L’Opéra de quat’sous

André-Louis Paré
Usine C, Montréal
du 24 janvier au 18 février 2012

Théâtre français du Centre national des Arts, Ottawa
du 28 février au 3 mars 2012
SibyllinesL’Opéra de quat’sous, 2012.
Photo : Lydia Pawelak
[In French]

En mettant en scène L’Opéra de quat’sous de Bertold Brecht, Brigitte Haentjens devait affronter un double souci. Celui d’abord de ne pas s’en tenir à un divertissement agréable à regarder. Déjà, de son temps, cette œuvre inspirée de L’Opéra des gueux de John Gay (1685-1732), avec ses chants mis en musique par Kurt Weill, allait rapidement devenir un succès. Il fallait donc conjuguer son côté vaudeville avec l’aspect pédagogique que ce théâtre populaire souhaitait proposer. Grâce à la complicité du traducteur Jean-Marc Dalpé, Haentjens a transposé l’action dans le Montréal de la fin des années 30. Victime d’un taux de chômage élevé, la ville fourmille alors de tripots, de cabarets de jazz et de maisons closes. À la fin de la pièce, le couronnement de la reine sera remplacé par la visite du roi Georges VI, venant ainsi dénouer l’intrigue.

L’intrigue tourne autour d’une confrontation entre Peachum (Jacques Girard) et Macheath, dit Mackie-le-Couteau (Sébastien Ricard).
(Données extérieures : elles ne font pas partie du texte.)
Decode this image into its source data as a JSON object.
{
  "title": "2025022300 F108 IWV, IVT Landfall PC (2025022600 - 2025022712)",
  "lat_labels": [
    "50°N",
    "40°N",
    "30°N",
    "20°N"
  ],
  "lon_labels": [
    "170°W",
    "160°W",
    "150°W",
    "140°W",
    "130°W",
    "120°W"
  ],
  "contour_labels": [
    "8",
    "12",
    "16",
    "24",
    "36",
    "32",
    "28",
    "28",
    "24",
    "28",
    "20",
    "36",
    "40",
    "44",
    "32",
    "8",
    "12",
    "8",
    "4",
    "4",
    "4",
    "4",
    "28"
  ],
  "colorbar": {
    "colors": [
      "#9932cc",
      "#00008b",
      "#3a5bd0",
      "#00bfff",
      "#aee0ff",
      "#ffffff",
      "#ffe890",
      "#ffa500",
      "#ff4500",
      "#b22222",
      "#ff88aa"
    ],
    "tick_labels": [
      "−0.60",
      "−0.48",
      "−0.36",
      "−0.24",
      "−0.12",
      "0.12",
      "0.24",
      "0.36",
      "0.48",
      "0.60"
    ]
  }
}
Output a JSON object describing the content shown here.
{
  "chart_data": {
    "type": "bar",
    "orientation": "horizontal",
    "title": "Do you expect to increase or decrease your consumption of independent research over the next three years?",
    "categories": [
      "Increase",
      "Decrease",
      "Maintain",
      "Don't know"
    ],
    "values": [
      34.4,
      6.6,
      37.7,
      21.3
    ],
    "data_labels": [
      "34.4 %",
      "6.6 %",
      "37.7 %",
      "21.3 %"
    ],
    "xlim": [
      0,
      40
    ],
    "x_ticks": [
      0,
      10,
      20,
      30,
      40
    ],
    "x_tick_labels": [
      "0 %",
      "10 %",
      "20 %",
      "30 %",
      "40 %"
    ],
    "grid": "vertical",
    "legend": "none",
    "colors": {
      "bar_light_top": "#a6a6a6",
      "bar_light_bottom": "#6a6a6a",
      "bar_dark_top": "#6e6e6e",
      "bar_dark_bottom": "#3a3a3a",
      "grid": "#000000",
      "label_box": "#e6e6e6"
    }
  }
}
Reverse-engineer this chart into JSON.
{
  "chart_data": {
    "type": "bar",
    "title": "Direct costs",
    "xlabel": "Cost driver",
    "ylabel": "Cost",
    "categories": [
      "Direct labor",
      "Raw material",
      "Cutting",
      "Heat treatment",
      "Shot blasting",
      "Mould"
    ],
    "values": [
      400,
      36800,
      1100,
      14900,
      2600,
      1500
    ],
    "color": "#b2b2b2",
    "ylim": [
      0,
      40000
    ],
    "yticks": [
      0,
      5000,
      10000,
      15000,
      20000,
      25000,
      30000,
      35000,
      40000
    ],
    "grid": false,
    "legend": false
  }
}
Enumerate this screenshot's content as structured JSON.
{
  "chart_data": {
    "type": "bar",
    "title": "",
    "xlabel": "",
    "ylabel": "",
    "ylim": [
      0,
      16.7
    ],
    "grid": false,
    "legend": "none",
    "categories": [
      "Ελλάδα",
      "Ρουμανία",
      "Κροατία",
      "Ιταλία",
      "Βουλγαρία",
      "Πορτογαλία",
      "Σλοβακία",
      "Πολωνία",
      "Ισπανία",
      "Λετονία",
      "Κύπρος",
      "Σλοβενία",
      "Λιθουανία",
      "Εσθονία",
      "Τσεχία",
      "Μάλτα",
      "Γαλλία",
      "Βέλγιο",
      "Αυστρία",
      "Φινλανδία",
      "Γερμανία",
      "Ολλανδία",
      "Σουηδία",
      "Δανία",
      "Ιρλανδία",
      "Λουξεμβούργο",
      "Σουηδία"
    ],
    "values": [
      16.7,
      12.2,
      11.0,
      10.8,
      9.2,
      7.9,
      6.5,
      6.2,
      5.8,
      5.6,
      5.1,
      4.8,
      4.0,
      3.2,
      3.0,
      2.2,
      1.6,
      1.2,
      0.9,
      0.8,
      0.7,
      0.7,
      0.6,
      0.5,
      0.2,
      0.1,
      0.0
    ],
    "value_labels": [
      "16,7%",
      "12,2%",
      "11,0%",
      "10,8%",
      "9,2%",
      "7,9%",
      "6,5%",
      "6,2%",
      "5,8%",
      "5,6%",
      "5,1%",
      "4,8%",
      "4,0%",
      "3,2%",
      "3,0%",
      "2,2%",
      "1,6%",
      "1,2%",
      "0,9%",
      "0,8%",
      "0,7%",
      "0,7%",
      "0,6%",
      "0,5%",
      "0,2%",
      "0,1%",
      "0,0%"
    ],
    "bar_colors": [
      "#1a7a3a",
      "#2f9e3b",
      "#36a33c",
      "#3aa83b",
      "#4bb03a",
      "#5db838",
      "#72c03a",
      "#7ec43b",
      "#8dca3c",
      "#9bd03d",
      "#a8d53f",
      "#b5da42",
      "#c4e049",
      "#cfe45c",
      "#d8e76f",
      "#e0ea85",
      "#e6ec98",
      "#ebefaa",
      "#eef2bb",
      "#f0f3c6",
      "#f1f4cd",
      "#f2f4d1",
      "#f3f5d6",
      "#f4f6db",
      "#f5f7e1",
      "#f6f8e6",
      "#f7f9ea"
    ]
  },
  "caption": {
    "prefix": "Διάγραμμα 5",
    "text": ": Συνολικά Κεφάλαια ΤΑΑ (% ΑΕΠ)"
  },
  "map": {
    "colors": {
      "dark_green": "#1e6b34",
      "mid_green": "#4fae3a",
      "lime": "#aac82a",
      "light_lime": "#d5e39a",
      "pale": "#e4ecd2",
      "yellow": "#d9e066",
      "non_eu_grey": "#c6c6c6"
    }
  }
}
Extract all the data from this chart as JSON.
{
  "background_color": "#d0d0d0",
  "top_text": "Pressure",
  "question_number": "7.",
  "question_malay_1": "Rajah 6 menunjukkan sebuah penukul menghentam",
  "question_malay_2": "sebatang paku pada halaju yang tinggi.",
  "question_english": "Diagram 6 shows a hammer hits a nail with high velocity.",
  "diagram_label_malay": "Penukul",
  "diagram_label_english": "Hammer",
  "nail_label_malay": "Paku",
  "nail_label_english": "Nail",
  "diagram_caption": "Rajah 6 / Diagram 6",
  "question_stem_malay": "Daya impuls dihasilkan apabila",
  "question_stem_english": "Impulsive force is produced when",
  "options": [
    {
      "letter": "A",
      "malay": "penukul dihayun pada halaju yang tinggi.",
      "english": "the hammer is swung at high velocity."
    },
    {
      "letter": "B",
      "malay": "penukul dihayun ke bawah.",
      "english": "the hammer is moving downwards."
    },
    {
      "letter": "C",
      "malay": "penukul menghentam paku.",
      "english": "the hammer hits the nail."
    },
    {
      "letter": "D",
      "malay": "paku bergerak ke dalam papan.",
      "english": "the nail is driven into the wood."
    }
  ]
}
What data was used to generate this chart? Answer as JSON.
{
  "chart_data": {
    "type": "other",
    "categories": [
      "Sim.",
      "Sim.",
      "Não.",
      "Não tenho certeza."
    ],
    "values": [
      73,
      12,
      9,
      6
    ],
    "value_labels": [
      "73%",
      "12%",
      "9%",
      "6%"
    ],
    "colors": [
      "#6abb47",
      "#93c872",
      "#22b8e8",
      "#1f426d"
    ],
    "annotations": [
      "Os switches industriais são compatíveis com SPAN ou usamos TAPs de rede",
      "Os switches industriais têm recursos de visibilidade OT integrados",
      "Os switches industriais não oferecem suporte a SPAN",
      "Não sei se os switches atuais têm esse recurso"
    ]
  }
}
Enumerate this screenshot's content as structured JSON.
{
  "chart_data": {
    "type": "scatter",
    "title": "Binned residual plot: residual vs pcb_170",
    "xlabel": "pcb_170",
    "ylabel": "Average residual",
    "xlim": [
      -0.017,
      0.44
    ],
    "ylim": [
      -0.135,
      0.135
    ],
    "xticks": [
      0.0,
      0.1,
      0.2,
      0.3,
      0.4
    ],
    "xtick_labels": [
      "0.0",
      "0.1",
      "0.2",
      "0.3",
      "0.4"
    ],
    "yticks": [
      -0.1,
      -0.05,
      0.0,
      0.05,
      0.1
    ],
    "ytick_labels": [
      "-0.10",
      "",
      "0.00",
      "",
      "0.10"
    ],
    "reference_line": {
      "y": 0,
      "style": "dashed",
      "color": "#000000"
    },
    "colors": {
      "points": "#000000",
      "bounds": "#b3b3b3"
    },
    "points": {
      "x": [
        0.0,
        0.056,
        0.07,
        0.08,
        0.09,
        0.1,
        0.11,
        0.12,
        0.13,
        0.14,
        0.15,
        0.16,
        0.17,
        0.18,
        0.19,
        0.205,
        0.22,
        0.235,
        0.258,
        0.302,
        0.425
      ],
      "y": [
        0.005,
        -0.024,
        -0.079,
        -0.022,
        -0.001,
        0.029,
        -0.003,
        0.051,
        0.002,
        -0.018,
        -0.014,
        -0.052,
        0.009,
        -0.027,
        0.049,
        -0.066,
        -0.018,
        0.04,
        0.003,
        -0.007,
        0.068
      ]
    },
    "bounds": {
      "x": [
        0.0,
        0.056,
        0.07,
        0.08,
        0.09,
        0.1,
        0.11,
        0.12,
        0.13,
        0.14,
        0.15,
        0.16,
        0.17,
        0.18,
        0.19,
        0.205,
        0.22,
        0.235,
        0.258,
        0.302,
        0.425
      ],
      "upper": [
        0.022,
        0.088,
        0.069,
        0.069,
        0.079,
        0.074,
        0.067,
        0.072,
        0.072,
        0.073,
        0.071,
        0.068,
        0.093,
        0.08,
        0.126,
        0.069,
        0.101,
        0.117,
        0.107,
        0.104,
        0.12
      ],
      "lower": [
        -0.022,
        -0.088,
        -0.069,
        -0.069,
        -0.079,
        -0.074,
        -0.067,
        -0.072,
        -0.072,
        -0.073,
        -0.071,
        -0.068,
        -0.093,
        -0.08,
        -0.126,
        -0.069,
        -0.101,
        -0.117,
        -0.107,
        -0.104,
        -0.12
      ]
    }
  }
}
Avec sa Société « L’ami des mendiants », Peachum exploite les pauvres gens et contrôle jalousement son territoire contre Mackie, le roi des brigands. L’un exploite la misère humaine et le sentiment de pitié qu’elle suscite ; l’autre vole et tue sans trop avoir à s’inquiéter. Leur rivalité éclatera lorsque l’unique fille des Peachum, Polly (Ève Gadouas) avoue à ses parents son mariage avec Mackie. Craignant de perdre son lucratif commerce, Peachum manigance alors l’emprisonnement de son gendre. Toutes les magouilles sont bonnes pour faire prévaloir la loi du plus fort, loi qui s’éloigne de celle au fondement de la justice sociale.

Aux yeux de Brecht, l’homme est un loup pour l’homme. Avant le partage, il y a le désir égoïste et la satisfaction des besoins. « La soupe d’abord, ensuite la morale ! » rappelle un des chants magnifiquement orchestrés par Bernard Falaise et son groupe de musiciens. C’est encore plus vrai lorsque la morale n’est que le produit d’un État bourgeois avide de conserver ses prérogatives. À l’époque de Brecht, c’était l’expressionnisme qui en arts visuels incarnait l’esprit de révolte vis-à-vis de cette déroute spirituelle qui mènera au fascisme. Or, son théâtre, même distant par rapport à cette esthétique, n’en revendique pas moins la satire contre la misère sociale. Pour Haentjens, le second défi était de ramener le texte à son potentiel critique, de transmettre au spectateur des interrogations sur l’état du monde actuel. La récente crise financière, la gestion des fonds publics trop souvent teintée de corruption, l’indignation populaire que cela soulève lui donnent l’occasion de réactualiser ce théâtre pour le temps présent. Elle a su nous rappeler que le propos de Brecht se demandant avec désinvolture « de quoi vit l’homme ? » invite à prendre conscience des injustices sociales qui prévalent dans un système économique basé sur le profit.